To help support small businesses, state-run financial institutions will provide liquidity worth around 4 trillion won.
South Korea’s Financial Services Commission (FSC) has agreed with financial sector self-regulators to extend support for small business loans for six months.
Since March of last year, lenders have extended the maturity date for loans to SMEs by six months to help them ease their financial burden caused by the Covid-19 pandemic.
As part of the extension agreement, lenders will grant loan maturity extensions and deferrals of principal and interest payments to SMEs and self-employed workers until the end of March 2022. Support the loan was due to expire this month.
To help support small businesses, state-run financial institutions will provide liquidity worth approximately KRW 4 trillion (USD 3.4 billion).

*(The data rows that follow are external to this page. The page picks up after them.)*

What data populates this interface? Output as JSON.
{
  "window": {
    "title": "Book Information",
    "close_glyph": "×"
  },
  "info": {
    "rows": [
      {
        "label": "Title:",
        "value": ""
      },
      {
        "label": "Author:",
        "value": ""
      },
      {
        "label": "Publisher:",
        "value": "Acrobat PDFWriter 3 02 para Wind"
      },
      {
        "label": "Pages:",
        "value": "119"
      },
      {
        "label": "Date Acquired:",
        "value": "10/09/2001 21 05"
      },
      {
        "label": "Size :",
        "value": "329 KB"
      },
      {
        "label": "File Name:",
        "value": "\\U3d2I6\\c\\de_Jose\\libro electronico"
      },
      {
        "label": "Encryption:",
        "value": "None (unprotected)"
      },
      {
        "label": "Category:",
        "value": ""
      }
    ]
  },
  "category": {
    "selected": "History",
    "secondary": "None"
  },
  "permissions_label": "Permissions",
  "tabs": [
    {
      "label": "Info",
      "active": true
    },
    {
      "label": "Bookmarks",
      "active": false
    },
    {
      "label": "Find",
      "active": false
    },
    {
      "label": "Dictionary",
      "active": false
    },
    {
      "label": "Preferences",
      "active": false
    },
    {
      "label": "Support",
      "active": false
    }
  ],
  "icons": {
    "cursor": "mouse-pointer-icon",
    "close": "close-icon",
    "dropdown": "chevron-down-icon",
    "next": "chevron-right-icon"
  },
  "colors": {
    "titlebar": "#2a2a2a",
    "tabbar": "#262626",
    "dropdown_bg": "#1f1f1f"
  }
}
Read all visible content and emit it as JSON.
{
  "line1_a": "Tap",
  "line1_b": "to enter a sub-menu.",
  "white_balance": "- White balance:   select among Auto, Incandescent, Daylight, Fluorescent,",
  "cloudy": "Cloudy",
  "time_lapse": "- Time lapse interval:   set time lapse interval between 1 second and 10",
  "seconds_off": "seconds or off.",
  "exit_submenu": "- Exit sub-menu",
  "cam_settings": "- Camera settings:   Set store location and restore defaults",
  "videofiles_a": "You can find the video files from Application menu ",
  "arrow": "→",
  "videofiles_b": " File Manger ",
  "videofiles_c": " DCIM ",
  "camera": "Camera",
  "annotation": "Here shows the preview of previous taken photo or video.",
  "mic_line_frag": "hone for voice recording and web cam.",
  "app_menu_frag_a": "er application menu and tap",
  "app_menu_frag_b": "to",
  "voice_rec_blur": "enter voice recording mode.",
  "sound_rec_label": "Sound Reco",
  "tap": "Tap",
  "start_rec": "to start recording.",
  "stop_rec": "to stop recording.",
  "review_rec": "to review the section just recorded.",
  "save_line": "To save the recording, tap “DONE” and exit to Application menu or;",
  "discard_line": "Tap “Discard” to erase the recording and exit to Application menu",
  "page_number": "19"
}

Stakeholders in the financial sector also agreed to work towards an orderly standardization process, amid concerns about the potential risks resulting from the accumulation of debtor payment burdens.
To ensure orderly standardization, lenders will offer debtors repayment capacity plans tailored to their specific needs, including non-payment periods of up to one year and installment payments of up to five years.
For vulnerable debtors, assistance programs will be offered through debt adjustment, and pre-training programs will be made available to business owners and SMEs.
According to Fitch Ratings, the extension will further delay recognition of bad loans from Korean banks, especially from service sectors affected by the extended social distancing measures.
However, the deterioration in loan quality is expected to be modest due to moderate and broadly guaranteed exposures of banks to directly affected sectors as well as the ongoing economic recovery, supported by an increasing pace of vaccination.
The majority of Korean bank exposures to the service sectors are secured by collateral or guarantees from government agencies.